A novel method for determining the non-CDS region by using
error-correcting codes
Abstract
Our main motivation question is “Is there any relation between the
non-coding region and useless error-correcting codes?”. Then we focused
CDS and non-CDS areas instead of exon and intron, because CDS involves
in process of synthesis a protein and is involved by exons. We get the
data of the genes from NCBI \cite{ncbi}. In this study,
we introduce the method Fi-noncds that is used for determining the
non-CDS region by using error-correcting codes. We obtained that the
error-correction codes that can’t correct any codes named zero
error-correcting code, placed in non-CDS areas, densely. This result
shows that non-CDS regions (non-coding areas in DNA) match zero
error-correcting codes (useless error-correcting code). Frame lengths
7,8,9 and 10,11,12,13 and 14 were tested by the method.

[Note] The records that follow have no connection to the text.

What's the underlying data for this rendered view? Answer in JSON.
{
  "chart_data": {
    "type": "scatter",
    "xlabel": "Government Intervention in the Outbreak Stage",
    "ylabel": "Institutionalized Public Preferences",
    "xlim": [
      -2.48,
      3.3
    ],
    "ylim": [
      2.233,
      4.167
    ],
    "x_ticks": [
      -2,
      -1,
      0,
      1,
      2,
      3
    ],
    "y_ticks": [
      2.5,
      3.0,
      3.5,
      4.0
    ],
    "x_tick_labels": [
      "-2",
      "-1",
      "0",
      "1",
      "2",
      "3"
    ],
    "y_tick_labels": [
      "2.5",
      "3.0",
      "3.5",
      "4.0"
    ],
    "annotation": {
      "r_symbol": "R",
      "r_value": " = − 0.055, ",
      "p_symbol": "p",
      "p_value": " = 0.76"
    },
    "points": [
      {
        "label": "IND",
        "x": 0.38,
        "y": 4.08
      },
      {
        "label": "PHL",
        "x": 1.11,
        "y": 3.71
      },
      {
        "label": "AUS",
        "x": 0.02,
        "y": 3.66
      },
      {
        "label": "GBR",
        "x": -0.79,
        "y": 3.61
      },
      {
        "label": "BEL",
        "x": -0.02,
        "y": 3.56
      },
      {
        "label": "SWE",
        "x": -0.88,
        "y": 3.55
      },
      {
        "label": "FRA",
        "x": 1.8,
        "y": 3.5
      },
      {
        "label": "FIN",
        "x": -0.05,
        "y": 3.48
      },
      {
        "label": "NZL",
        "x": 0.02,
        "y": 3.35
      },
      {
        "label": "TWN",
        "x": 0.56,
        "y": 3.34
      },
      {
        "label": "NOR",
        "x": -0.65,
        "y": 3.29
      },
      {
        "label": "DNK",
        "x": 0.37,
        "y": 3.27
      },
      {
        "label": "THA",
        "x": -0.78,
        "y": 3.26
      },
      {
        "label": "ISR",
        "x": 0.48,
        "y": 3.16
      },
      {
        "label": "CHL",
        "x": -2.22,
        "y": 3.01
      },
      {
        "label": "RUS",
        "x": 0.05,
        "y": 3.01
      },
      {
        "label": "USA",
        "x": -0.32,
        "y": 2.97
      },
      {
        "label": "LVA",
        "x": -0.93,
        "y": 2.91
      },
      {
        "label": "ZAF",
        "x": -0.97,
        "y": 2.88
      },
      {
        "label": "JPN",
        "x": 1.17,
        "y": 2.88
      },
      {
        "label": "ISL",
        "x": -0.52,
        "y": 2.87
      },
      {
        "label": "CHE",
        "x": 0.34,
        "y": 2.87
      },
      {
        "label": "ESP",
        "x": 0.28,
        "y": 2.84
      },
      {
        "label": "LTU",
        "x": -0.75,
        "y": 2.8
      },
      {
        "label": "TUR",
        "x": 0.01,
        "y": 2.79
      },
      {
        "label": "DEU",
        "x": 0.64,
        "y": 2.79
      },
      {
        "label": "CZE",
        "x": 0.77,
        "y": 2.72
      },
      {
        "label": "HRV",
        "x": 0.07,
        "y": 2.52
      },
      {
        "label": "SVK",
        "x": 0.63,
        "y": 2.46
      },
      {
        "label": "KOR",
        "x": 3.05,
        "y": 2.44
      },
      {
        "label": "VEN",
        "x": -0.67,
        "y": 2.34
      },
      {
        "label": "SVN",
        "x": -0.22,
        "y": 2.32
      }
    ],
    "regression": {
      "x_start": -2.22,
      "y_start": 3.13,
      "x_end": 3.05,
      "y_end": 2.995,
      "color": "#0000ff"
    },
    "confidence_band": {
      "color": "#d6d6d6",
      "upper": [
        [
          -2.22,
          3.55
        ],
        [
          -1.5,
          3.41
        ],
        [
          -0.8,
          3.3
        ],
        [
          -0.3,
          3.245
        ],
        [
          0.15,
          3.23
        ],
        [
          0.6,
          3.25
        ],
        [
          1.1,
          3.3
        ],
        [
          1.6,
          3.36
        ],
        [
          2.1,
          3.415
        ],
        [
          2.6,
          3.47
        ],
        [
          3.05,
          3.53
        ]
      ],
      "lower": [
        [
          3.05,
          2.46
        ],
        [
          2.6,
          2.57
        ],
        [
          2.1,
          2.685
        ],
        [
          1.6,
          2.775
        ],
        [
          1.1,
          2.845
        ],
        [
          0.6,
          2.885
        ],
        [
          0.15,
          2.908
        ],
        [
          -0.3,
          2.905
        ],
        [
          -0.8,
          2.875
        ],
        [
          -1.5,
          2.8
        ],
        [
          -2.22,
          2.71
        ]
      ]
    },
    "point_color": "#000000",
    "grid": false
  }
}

Optimal result
for selected genes (TRAV1-1, TRAV1-2, TRAV2, TRAV7, WRKY33, HY5,
GR-RBP2) is frame length 8, $n=7$, $k=2$, $dnaNo=1$. Moreover,
optimal results of the algorithm Fi-noncds matched the best sequence
length 8 as in [Lichtenberg, Jens and Yilmaz, Alper and Welch, Joshua
D and Kurz, Kyle and Liang, Xiaoyu and Drews, Frank and Ecker, Klaus and
Lee, Stephen S. and Geisler, Matt and Grotewold, Erich ve Welch, Lonnie
R.,The word landscape of the non-coding segments of the Arabidopsis
thaliana genome,Bell Labs Tech. J, Volume 10, no 1].